What Makes a Great RSE Teacher (And Why Teens Actually Listen)
- Jordan Walker

- Feb 13
- 3 min read

Age focus: 11–18
Relationships and Sex Education is one of the few subjects where disengagement is often blamed on the students.
“They just giggle.”
“They’re immature.”
“They won’t take it seriously.”
In reality, teenagers are highly attuned to quality. When RSE is done well, they lean in. When it isn’t, they switch off quickly.
Great RSE teaching is not about charisma or shock value. It is about credibility, timing, and method. And the gap between compliance-based delivery and meaningful delivery is wider than many schools realise.
Credibility over comfort
Teenagers can sense when adults are constrained.
If an educator appears uncomfortable, evasive, or restricted in what they can say, students immediately downgrade the lesson. They may still behave, but they stop investing attention.
A great RSE teacher does not overshare or become graphic. They do something more important. They speak plainly. They use accurate language. They acknowledge realities young people are already exposed to, including pornography, social media, and peer pressure.
Credibility builds engagement faster than entertainment ever will.
Timing that reflects reality
One of the biggest reasons RSE fails is timing.
By the time many schools begin in-depth conversations about sex, students have already formed beliefs through media, peers, and online content. When education arrives years after exposure, it feels irrelevant.
Great RSE anticipates development rather than reacting to it.
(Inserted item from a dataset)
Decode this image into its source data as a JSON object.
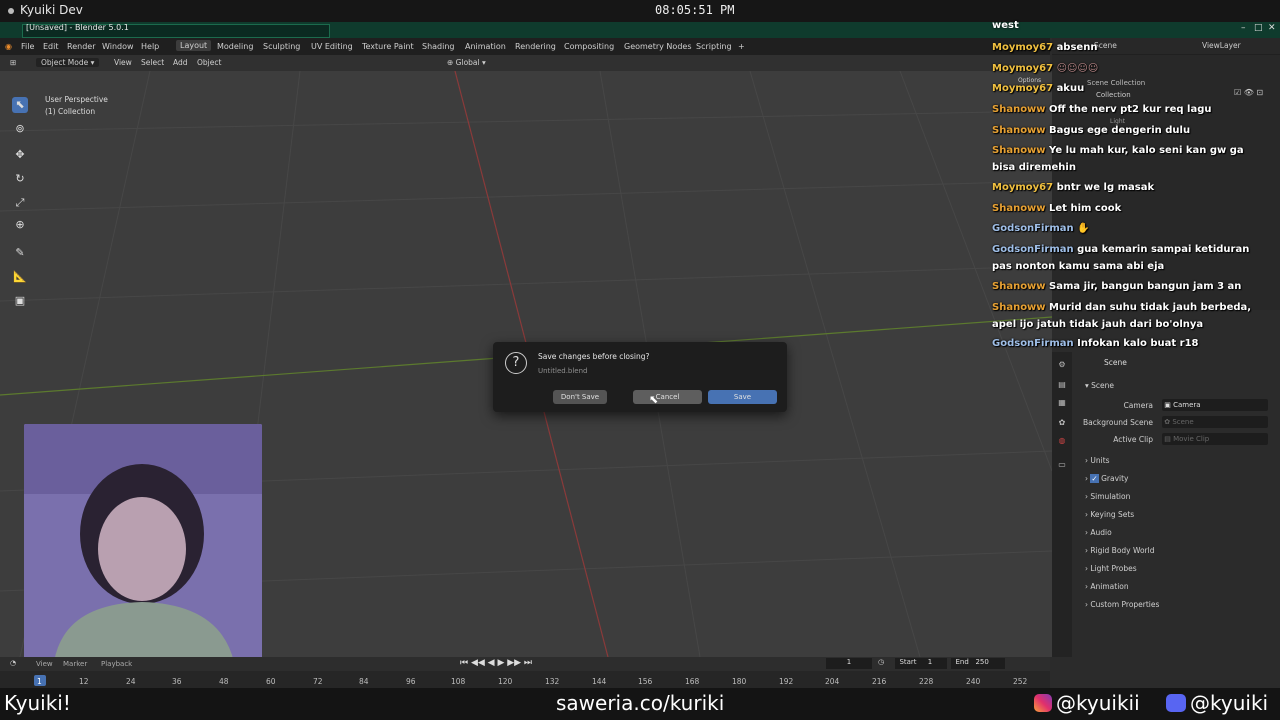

It introduces age-appropriate frameworks early, so when curiosity intensifies, students already have language and context.
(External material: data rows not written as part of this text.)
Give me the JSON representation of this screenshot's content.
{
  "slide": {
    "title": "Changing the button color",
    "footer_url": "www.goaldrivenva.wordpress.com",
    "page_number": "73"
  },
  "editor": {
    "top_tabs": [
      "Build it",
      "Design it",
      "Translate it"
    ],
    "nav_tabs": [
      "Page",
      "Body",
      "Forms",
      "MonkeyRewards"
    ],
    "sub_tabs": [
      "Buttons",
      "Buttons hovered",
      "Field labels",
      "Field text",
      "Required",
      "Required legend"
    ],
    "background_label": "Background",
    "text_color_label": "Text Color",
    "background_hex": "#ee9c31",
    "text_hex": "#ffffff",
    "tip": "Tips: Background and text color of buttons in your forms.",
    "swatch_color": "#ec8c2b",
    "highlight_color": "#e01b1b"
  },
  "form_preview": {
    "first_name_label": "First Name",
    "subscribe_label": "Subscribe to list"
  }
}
Teaching after the point of need forces educators into correction mode. Teaching before it creates confidence.
Psychological safety without sanitising reality
Teens will not engage if they feel exposed or judged. At the same time, they disengage when content feels overly softened or unrealistic.
A great RSE teacher holds both safety and honesty.
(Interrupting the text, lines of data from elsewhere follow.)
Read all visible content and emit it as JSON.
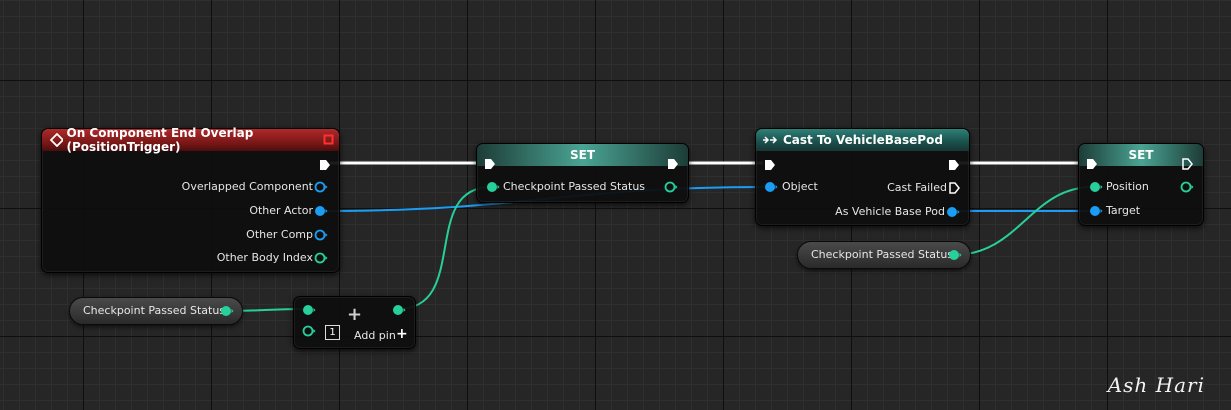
{
  "event_node": {
    "title": "On Component End Overlap (PositionTrigger)",
    "pins": [
      "Overlapped Component",
      "Other Actor",
      "Other Comp",
      "Other Body Index"
    ]
  },
  "set_node_1": {
    "title": "SET",
    "input_label": "Checkpoint Passed Status"
  },
  "cast_node": {
    "title": "Cast To VehicleBasePod",
    "object_label": "Object",
    "cast_failed_label": "Cast Failed",
    "output_label": "As Vehicle Base Pod"
  },
  "set_node_2": {
    "title": "SET",
    "position_label": "Position",
    "target_label": "Target"
  },
  "getter_left": {
    "label": "Checkpoint Passed Status"
  },
  "getter_right": {
    "label": "Checkpoint Passed Status"
  },
  "boolean_node": {
    "add_pin_label": "Add pin",
    "add_box": "1",
    "plus": "+"
  },
  "signature": "Ash Hari",
  "colors": {
    "exec_wire": "#ffffff",
    "object_pin": "#1a9df2",
    "bool_pin": "#27cf9a",
    "event_header": "#a01d1d",
    "set_header": "#3b8c7f",
    "cast_header": "#256b65"
  }
}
They normalise curiosity. They allow anonymous questions. They address awkward topics without flinching. They understand that laughter often masks discomfort, not disrespect.
This balance signals to students that the room can handle real questions.
Skill-building, not just information
Many RSE programmes focus heavily on anatomy, risk, and rules. While important, information alone does not change behaviour.
What young people need are relational skills.
How to recognise pressure.
How to say no without escalation.
How to handle rejection.
How to interpret mixed signals.
How to manage desire without shame.
When RSE becomes skill-based rather than purely informational, teens see its relevance. They begin to recognise it as preparation for real life, not a compliance exercise.
Emotional literacy alongside sexuality
Sex and relationships are emotional experiences. Teaching them without addressing feelings leaves a critical gap.
Great RSE integrates emotional regulation, identity development, and self-worth into discussions about intimacy. It acknowledges insecurity, comparison, and performance anxiety.
This is particularly important in a digital age where desire, validation, and visibility are tightly linked.
When teens feel emotionally understood, they engage cognitively.
Respect for young people’s intelligence
Teenagers disengage when they feel underestimated.
A strong RSE teacher assumes young people are already thinking about complex issues. They do not rely on scare tactics. They do not frame students as problems to be managed.
Instead, they treat them as developing adults capable of thoughtful decision-making.
This respect changes the tone of the room. It replaces resistance with participation.
Clarity of purpose
Finally, great RSE is clear about its aim.
It is not about encouraging early sexual behaviour. It is not about imposing values. It is not about ticking policy boxes.
Its purpose is to equip young people with the knowledge and skills to make informed choices and build healthy relationships.
When that purpose is explicit, schools move from risk avoidance to genuine preparation.
Why this matters for schools
Schools that treat RSE as a peripheral subject often see disengagement. Schools that invest in specialist knowledge, realistic timing, and skills-based approaches see something different.
They see students asking better questions.
They see reduced shame.
They see improved relational culture.
Teenagers are not the barrier to effective RSE. Delivery is.
If we want engagement, we need to raise the standard of what we call good.